Mena et al. reported that 22 of 94 intracranial hemangiopericytoma cases (23.4%) exhibited intratumoral hemorrhage [13]. Cervoni et al. summarized and reviewed nine cases of meningeal hemangiopericytoma associated with subarachnoid [5], subdural [3, 14], intratumoral [12], and intracerebral hemorrhage [11, 15, 16]. All cases involved supratentorial lesions. According to the report from Maruya et al. [11], most patients with meningeal hemangiopericytoma associated with intracranial hemorrhage were men under 60 years old. Massive intracranial hemorrhage, especially from infratentorial lesions, resulted in rapid neurological deterioration and the need for emergent surgery. In the present case, the patient had already undergone craniotomy for total resection of an infratentorial hemangiopericytoma without adjuvant therapy such as radiation, differing from previously reported cases. Surprisingly, the tumor recurred at the same site with life-threatening massive intratumoral hemorrhage only 17 months postoperatively, representing a first report according to the literature. The cause of such rapid progression of recurrent hemangiopericytoma remains unclear. We speculated the pathogenesis as follows. Dilated tumor vessels at the dural attachment were only cauterized in the first operation, and residual tumor cells may have remained. Residual tumor cells at the dural attachment would then have rapidly progressed, and the tumor vessels were involved, resulting in fragile vessels.

Postoperative radiotherapy is generally recommended for hemangiopericytoma, particularly if the tumor is not removed completely. Several retrospective studies have demonstrated that radiotherapy after surgery is beneficial for patients with hemangiopericytomas [1720]. In those studies, the mean local recurrence rate of patients with postoperative adjuvant radiotherapy was less than those without radiotherapy, suggesting that surgical removal followed by external radiotherapy reduced the risk of local recurrence. However, it was not demonstrated that postoperative radiotherapy protected against neuroaxis metastasis or peripheral metastasis [18]. Ghia et al. described that the extent of surgery and the use of adjuvant radiotherapy did not have statistically significant effects on overall survival [19, 20].

In the present case, we thought that gross total removal of the tumor had been successfully achieved; therefore, postoperative radiotherapy was not performed.
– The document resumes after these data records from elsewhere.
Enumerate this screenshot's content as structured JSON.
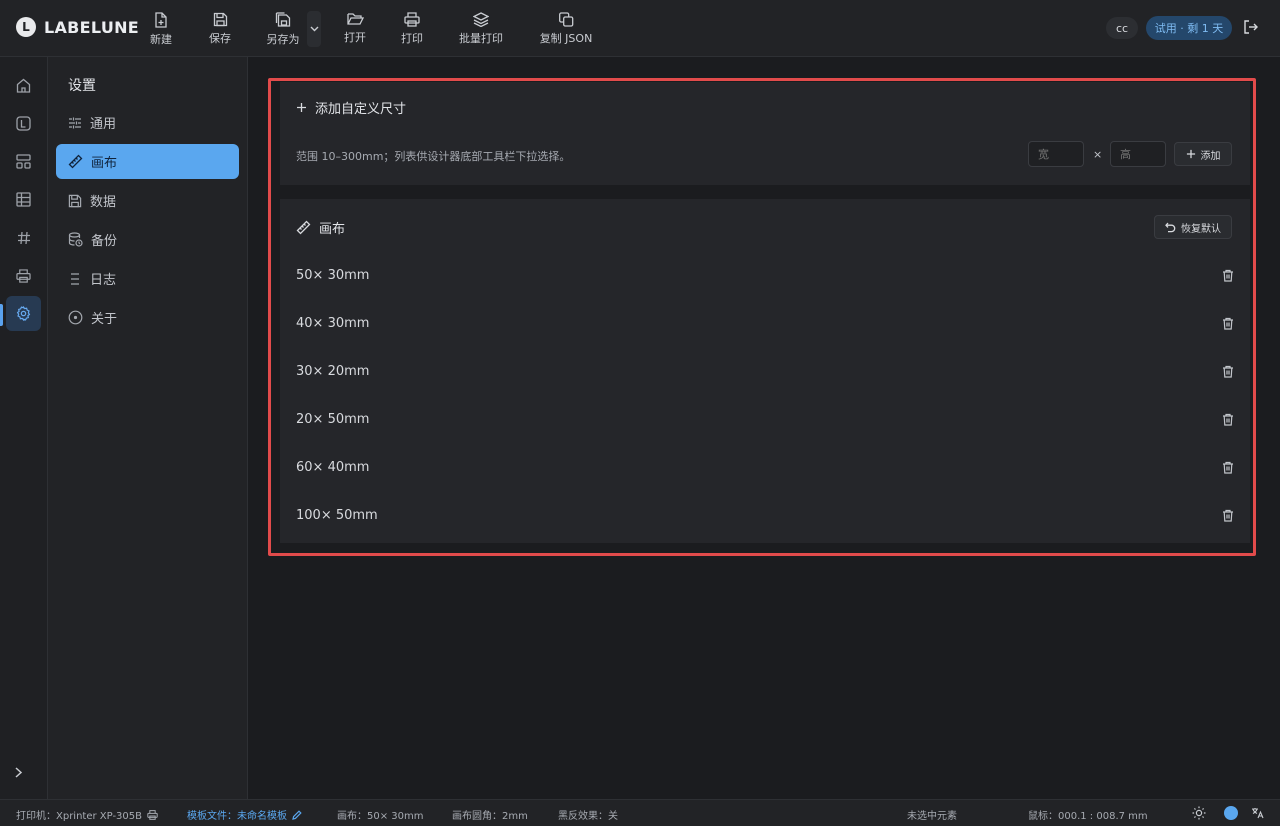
{
  "app": {
    "logo_letter": "L",
    "name": "LABELUNE"
  },
  "toolbar": {
    "new_label": "新建",
    "save_label": "保存",
    "save_as_label": "另存为",
    "open_label": "打开",
    "print_label": "打印",
    "batch_print_label": "批量打印",
    "copy_json_label": "复制 JSON"
  },
  "user": {
    "initials": "cc",
    "trial_badge": "试用 · 剩 1 天"
  },
  "sidebar": {
    "title": "设置",
    "items": [
      {
        "label": "通用",
        "icon": "sliders-icon"
      },
      {
        "label": "画布",
        "icon": "ruler-icon",
        "active": true
      },
      {
        "label": "数据",
        "icon": "database-save-icon"
      },
      {
        "label": "备份",
        "icon": "backup-icon"
      },
      {
        "label": "日志",
        "icon": "list-icon"
      },
      {
        "label": "关于",
        "icon": "info-circle-icon"
      }
    ]
  },
  "custom_size": {
    "title": "添加自定义尺寸",
    "hint": "范围 10–300mm；列表供设计器底部工具栏下拉选择。",
    "width_placeholder": "宽",
    "height_placeholder": "高",
    "times": "×",
    "add_label": "添加"
  },
  "canvas_list": {
    "title": "画布",
    "reset_label": "恢复默认",
    "sizes": [
      "50× 30mm",
      "40× 30mm",
      "30× 20mm",
      "20× 50mm",
      "60× 40mm",
      "100× 50mm"
    ]
  },
  "status": {
    "printer": "打印机：Xprinter XP-305B",
    "template_label": "模板文件：",
    "template_name": "未命名模板",
    "canvas": "画布：50× 30mm",
    "corner": "画布圆角：2mm",
    "invert": "黑反效果：关",
    "selection": "未选中元素",
    "cursor": "鼠标：000.1 : 008.7 mm"
  },
  "colors": {
    "accent": "#5aa7ef",
    "highlight_border": "#e24b4b",
    "background": "#1b1c1f",
    "panel": "#25262a"
  }
}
However, the growth of the recurrent tumor in the present case might be generated from the enhancing lesion on the convexity dura at excision site, which grew more rapid than we had been afraid. Previous reports have described that mean time to local recurrence of hemangiopericytomas after initial surgery was between 40.5 to 104 months [2023]. Jääskeläinen et al. described hemangiopericytomas attached to sinuses, occipitally located, and that bled profusely at operation had a higher risk of recurrence and metastasis [23].

In the present case, MIB-1 index in both initial and recurrent hemangiopericytomas was 3% and 5%, respectively, suggesting growth potential and suspicious recurrence of the tumor. In addition, regardless the extent of resection, patients with hemangiopericytomas have a high risk of developing tumor recurrence; thus, we should have considered postoperative radiotherapy for suspicious residual tumor on the convexity dura following the initial operation.
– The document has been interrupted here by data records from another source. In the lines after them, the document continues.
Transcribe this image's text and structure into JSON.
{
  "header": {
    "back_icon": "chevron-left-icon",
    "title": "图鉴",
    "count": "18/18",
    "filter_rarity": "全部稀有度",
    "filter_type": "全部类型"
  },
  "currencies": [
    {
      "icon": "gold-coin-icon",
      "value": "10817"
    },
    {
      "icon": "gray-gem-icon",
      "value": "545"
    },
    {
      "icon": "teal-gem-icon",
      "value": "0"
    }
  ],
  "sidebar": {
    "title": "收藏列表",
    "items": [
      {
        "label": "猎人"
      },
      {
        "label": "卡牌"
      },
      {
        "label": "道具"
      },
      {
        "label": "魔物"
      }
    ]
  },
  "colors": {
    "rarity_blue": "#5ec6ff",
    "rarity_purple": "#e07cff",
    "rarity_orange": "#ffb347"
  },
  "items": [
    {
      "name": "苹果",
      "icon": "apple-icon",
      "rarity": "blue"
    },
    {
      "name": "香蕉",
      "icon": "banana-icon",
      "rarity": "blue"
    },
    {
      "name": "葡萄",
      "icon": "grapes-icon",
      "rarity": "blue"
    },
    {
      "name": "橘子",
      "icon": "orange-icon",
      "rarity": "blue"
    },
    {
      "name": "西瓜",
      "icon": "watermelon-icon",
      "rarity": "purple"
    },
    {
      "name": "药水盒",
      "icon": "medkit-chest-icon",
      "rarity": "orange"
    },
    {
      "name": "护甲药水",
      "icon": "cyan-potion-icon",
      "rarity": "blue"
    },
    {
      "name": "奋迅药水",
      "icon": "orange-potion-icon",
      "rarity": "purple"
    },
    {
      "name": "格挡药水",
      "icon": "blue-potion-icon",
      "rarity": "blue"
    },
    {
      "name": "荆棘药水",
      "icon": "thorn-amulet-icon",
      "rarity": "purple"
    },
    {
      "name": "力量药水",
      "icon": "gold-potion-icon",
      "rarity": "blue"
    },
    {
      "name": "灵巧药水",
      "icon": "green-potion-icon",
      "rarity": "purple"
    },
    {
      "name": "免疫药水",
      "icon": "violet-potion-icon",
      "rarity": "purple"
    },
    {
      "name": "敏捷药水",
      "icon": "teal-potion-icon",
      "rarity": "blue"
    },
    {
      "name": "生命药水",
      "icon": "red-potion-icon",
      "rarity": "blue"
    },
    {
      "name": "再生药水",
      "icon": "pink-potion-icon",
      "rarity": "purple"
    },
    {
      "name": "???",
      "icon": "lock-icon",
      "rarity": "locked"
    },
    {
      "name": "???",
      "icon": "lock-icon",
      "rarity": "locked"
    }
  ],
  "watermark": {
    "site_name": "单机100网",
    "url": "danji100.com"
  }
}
Sudden death from an intracranial tumor is often associated with a rapid increase in intracranial pressure as a result of hemorrhage from the tumor or acute obstructive hydrocephalus caused by obstruction of the flow of cerebrospinal fluid. In infratentorial tumors, direct involvement of the respiratory and cardiac centers is also postulated to be a further cause of sudden death [7]. Postoperative radiotherapy might be necessary, even if total removal of the tumor appears to have been achieved.
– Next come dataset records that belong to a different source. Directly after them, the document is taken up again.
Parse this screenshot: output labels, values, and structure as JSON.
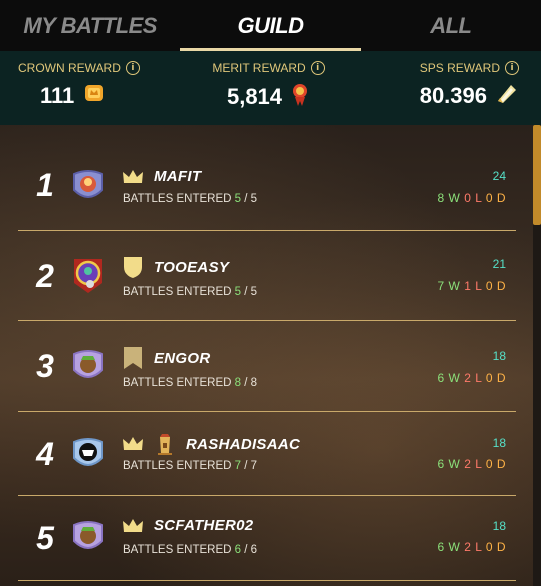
{
  "tabs": [
    {
      "label": "MY BATTLES"
    },
    {
      "label": "GUILD"
    },
    {
      "label": "ALL"
    }
  ],
  "active_tab": "GUILD",
  "rewards": {
    "crown": {
      "label": "CROWN REWARD",
      "value": "111",
      "icon": "crown-token-icon"
    },
    "merit": {
      "label": "MERIT REWARD",
      "value": "5,814",
      "icon": "merit-token-icon"
    },
    "sps": {
      "label": "SPS REWARD",
      "value": "80.396",
      "icon": "sps-token-icon"
    }
  },
  "battles_label": "BATTLES ENTERED",
  "players": [
    {
      "rank": "1",
      "name": "MAFIT",
      "badges": [
        "crown-icon"
      ],
      "entered": "5",
      "total": "5",
      "points": "24",
      "w": "8",
      "l": "0",
      "d": "0"
    },
    {
      "rank": "2",
      "name": "TOOEASY",
      "badges": [
        "shield-icon"
      ],
      "entered": "5",
      "total": "5",
      "points": "21",
      "w": "7",
      "l": "1",
      "d": "0"
    },
    {
      "rank": "3",
      "name": "ENGOR",
      "badges": [
        "flag-icon"
      ],
      "entered": "8",
      "total": "8",
      "points": "18",
      "w": "6",
      "l": "2",
      "d": "0"
    },
    {
      "rank": "4",
      "name": "RASHADISAAC",
      "badges": [
        "crown-icon",
        "tower-icon"
      ],
      "entered": "7",
      "total": "7",
      "points": "18",
      "w": "6",
      "l": "2",
      "d": "0"
    },
    {
      "rank": "5",
      "name": "SCFATHER02",
      "badges": [
        "crown-icon"
      ],
      "entered": "6",
      "total": "6",
      "points": "18",
      "w": "6",
      "l": "2",
      "d": "0"
    }
  ],
  "colors": {
    "accent_gold": "#e0c77a",
    "win": "#8be07a",
    "loss": "#ff7a6a",
    "draw": "#ffb347",
    "points": "#56e0c8"
  }
}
In conclusion, recurrent infratentorial hemangiopericytoma manifesting as intracranial hemorrhage is quite rare but carries a risk of life-threatening massive bleeding. Careful postoperative long-term follow-up by neuroimaging is very important to avoid delaying the diagnosis of local recurrence of hemangiopericytoma, particularly in the posterior cranial fossa.

Conflict of Interests

The authors declare that there is no conflict of interests regarding the publication of this paper.